In the letter, the Chairmen call for IRS officials to brief Congress soon on these failures, as well as outline the Agency’s plan to modernize its email system. They wrote:

“As a result of the IRS’s carelessness, the Agency will not meet OMB’s December 31, 2016, deadline to modernize its email system, wasting millions of taxpayer dollars and further delaying full IRS transparency and accountability. These failures are unacceptable and must be addressed.” 

CLICK HERE to read the full text of the letter.

The Honorable John Koskinen
Commissioner
Internal Revenue Service
1111 Constitution Avenue, NW
Washington, D.C. 20224

Dear Commissioner Koskinen:

The Senate Finance Committee and House Ways and Means Committee have long been concerned about the Internal Revenue Service’s failure to properly preserve its electronic records and implement systems to search for and produce records in response to litigation and congressional requests. On October 13, 2016, the Treasury Inspector General for Tax Administration (TIGTA) reported that not only has the IRS failed to implement a modernized email system, it also wasted $12 million on subscriptions to a new email system that it ultimately never used because the system did not meet the IRS’s own security requirements.   Moreover, TIGTA found that the IRS may have violated its own contracting procedures and federal contracting law requirements because it failed to conduct a full and open competition for the contract.   We write to request the IRS Chief Information Officer (CIO) brief the committees on these inexcusable failures.

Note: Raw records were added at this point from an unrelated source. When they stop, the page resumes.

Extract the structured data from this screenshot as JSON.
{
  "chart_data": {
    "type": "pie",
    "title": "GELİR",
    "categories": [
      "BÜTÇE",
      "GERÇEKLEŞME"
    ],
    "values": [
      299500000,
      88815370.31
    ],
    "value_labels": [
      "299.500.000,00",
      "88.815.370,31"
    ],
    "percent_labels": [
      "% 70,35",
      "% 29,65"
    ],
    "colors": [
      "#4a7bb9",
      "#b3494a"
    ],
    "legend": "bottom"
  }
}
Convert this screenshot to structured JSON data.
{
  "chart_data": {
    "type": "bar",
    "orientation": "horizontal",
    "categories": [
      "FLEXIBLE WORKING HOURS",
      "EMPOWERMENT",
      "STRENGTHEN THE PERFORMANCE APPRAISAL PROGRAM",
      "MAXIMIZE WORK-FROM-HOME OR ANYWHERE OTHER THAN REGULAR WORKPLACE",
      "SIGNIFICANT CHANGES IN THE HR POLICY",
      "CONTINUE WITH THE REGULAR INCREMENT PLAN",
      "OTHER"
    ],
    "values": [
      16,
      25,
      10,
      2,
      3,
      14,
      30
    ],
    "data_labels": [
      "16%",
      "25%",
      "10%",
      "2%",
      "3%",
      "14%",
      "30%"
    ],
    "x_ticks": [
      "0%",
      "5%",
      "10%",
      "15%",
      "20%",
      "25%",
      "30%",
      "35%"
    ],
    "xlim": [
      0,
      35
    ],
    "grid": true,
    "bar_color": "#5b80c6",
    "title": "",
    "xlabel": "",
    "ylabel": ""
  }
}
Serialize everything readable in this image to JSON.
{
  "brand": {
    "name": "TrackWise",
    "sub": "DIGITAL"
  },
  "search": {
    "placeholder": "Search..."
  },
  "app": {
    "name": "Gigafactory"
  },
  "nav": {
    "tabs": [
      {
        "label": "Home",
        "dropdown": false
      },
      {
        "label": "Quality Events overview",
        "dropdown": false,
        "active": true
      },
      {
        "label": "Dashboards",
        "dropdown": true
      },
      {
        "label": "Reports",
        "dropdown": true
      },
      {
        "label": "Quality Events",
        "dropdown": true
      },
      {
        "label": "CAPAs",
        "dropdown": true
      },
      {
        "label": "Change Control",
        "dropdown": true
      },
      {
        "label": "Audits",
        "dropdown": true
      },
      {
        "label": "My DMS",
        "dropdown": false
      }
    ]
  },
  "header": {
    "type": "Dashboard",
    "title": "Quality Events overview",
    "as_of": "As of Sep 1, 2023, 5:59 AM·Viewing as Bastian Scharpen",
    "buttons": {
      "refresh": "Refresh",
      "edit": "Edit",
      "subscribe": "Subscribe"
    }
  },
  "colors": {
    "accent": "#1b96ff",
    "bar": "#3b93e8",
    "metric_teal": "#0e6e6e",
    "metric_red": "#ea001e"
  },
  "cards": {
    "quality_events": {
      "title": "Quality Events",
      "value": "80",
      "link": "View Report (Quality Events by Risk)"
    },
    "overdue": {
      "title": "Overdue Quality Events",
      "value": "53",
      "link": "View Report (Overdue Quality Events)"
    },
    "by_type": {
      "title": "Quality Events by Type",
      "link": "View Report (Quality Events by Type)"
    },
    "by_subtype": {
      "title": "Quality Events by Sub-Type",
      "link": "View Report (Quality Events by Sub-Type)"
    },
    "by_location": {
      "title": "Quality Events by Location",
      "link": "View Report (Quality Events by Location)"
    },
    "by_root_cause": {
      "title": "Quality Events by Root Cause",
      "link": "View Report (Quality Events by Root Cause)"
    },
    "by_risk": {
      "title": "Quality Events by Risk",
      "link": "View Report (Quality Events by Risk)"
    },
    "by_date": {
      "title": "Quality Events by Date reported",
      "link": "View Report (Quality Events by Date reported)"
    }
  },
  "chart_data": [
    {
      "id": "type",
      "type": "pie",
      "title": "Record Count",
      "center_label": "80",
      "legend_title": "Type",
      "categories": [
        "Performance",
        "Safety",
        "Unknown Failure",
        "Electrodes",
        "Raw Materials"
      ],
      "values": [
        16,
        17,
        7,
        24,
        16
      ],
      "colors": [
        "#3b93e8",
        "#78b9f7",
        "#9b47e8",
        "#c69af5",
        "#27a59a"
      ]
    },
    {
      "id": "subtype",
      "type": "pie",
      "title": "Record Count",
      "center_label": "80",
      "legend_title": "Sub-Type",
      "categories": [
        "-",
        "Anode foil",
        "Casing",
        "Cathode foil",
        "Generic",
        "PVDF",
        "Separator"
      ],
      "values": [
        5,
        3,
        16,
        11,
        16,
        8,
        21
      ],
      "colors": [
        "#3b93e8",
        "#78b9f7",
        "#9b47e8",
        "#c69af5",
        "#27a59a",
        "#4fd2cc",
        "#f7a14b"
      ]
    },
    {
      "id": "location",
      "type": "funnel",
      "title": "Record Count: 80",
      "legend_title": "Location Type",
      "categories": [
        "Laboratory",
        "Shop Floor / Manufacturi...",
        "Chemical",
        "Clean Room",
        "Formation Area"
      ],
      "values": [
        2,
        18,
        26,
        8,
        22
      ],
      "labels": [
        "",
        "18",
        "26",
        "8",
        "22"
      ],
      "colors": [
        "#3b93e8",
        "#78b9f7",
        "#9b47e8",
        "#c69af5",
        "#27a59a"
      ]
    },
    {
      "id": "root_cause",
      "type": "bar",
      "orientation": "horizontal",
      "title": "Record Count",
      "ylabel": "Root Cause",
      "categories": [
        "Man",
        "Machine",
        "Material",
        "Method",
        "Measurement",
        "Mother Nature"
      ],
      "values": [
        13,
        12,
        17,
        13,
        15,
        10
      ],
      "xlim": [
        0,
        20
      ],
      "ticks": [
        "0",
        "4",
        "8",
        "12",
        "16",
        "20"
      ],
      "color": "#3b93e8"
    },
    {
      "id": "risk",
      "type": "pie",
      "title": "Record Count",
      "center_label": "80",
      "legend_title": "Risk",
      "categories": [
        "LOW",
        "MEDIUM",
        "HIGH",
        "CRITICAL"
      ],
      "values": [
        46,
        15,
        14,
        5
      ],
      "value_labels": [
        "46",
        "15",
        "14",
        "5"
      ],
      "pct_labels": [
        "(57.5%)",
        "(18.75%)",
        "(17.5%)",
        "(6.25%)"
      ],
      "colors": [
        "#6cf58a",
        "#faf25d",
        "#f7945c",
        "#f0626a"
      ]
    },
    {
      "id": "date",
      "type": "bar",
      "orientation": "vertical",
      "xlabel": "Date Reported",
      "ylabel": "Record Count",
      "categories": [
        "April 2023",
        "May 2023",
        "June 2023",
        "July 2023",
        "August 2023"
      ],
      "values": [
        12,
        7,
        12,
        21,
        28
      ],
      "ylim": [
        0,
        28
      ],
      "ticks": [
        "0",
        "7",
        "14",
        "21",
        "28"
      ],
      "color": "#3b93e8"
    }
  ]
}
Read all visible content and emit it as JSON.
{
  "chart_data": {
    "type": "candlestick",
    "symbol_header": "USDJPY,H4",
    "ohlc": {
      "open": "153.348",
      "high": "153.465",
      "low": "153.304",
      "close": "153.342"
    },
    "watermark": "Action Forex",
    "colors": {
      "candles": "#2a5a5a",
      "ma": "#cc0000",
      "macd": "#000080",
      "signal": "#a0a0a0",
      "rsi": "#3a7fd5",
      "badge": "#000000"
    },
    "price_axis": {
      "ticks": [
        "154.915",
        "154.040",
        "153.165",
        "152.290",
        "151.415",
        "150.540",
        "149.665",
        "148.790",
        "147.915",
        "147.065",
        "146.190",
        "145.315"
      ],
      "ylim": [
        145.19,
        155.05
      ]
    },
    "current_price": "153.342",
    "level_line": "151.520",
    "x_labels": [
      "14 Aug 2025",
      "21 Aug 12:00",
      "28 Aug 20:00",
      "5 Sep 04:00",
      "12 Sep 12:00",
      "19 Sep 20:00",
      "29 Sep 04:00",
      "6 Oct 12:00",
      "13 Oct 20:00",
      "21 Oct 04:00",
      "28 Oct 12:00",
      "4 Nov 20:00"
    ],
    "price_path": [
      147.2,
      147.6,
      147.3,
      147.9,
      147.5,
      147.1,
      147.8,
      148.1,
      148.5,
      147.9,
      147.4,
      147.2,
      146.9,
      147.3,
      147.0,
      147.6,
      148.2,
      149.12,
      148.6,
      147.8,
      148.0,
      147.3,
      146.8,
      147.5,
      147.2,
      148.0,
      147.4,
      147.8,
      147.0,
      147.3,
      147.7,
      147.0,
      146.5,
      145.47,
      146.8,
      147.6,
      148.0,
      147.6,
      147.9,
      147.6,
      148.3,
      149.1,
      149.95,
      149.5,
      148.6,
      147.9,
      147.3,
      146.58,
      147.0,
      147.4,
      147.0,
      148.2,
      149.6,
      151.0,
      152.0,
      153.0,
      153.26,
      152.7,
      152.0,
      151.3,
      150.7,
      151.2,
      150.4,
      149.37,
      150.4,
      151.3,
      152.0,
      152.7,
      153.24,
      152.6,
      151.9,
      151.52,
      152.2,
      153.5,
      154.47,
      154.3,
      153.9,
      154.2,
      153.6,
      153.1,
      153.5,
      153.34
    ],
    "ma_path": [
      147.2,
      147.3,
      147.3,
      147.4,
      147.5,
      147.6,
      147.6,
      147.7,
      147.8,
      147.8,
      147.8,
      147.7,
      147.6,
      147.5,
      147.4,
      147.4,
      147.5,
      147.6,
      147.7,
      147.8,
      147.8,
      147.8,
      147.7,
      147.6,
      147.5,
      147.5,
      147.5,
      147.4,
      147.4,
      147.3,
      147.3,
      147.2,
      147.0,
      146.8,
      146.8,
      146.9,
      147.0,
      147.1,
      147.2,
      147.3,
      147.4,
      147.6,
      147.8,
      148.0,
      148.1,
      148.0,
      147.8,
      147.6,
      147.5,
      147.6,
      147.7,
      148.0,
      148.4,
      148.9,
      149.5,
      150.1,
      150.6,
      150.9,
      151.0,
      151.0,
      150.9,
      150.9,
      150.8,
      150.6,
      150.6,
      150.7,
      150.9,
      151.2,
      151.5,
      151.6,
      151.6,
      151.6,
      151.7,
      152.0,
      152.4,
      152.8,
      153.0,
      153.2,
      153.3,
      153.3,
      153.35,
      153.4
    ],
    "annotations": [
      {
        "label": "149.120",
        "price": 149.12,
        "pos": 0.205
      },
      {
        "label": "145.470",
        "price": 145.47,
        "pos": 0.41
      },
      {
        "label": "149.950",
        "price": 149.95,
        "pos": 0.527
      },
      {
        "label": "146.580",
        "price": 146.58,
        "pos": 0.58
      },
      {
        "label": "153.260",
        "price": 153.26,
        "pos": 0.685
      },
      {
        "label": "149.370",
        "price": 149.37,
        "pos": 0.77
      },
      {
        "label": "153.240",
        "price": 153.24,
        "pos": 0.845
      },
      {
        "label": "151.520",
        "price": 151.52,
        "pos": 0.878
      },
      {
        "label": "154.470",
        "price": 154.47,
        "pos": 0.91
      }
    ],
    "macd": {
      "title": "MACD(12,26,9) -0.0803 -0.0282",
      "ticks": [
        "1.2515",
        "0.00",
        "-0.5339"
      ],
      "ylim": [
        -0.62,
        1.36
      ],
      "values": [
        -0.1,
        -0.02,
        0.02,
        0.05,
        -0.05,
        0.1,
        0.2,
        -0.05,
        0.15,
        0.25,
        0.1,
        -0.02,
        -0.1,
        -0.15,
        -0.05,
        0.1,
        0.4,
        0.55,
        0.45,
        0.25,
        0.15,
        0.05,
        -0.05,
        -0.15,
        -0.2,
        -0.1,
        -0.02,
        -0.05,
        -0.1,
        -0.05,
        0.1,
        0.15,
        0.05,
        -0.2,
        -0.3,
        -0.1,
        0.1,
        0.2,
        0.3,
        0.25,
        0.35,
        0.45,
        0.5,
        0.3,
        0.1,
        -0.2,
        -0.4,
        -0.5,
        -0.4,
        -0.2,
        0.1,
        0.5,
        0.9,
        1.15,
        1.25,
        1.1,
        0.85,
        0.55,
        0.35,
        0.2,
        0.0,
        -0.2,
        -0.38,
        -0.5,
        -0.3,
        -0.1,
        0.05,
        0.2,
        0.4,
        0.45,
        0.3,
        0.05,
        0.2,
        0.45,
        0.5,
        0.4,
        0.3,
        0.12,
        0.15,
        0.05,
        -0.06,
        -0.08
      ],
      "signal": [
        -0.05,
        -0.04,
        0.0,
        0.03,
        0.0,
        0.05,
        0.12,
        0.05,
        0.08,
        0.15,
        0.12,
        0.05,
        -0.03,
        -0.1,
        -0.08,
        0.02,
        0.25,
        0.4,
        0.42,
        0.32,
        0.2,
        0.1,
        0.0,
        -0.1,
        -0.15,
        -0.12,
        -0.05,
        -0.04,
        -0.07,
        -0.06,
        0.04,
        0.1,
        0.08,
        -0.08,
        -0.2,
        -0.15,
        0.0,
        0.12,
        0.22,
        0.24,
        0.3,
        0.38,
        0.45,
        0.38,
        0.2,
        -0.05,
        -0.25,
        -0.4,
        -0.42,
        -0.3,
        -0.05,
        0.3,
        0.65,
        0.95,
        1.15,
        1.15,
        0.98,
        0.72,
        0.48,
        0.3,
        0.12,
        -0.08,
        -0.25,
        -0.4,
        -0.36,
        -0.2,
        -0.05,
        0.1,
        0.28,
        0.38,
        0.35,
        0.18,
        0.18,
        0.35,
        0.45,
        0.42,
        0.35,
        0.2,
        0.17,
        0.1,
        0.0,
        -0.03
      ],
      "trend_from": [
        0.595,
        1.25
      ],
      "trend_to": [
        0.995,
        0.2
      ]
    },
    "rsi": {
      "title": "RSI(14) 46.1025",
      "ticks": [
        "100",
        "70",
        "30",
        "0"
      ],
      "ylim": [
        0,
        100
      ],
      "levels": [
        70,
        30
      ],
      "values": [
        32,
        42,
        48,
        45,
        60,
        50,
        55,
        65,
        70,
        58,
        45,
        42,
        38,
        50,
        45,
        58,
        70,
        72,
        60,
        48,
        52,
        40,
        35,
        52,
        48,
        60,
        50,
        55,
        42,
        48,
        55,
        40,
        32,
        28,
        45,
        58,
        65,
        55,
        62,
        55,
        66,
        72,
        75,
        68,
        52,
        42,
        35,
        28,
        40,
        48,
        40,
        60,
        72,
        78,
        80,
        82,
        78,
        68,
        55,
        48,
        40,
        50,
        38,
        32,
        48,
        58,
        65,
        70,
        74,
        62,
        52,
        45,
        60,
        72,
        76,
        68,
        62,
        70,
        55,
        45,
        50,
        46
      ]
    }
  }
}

The Office of Management and Budget (OMB) has recognized that federal email systems must be modernized in order to properly preserve federal records and ensure accountability to the American taxpayer. On August 24, 2012, OMB issued a directive to all federal agencies requiring them to “manage all email records in an electronic format” in a system “that supports records management and litigation requirements . . . including the capability to identify, retrieve, and retain the records for as long as they are needed” by December 31, 2016.   Two years later, the IRS “made a management decision to consider the enterprise e-mail project an upgrade to existing software and not a new development project or program,” —and therefore did not open the contract to competition as required by the Internal Revenue Manual.   Moreover, according to TIGTA, the IRS did not perform “the required and necessary cost analysis, security assessments, and requirements analysis to implement the software products prior to the purchase of the subscriptions.”   Because of these failures, “the IRS wasted $12 million on subscriptions and renewal fees for software that was never deployed.”

Furthermore, it appears the IRS may have broken federal appropriations law in the course of purchasing the subscriptions. An annual appropriation generally may only be used to meet a bona fide need arising in the fiscal year for which the money was appropriated.   TIGTA found that the IRS “may have violated the bona fide needs rule when it purchased the subscriptions in Fiscal Years 2014 and 2015 by using Fiscal Years 2014 and 2015 appropriations and not deploying the software subscriptions in those years.”

As a result of the IRS’s carelessness, the Service will not meet OMB’s December 31, 2016, deadline to modernize its email system, wasting millions of taxpayer dollars and further delaying full IRS transparency and accountability. To help the committees better understand the IRS’s plans to comply with OMB’s directive and to mitigate the delays and costs created by the decision to shortcut its own standard contracting procedures, the Committees request that the IRS CIO, Gina Garza, brief the staff of both Committees no later than November 2, 2016.

Thank you for your assistance with this request.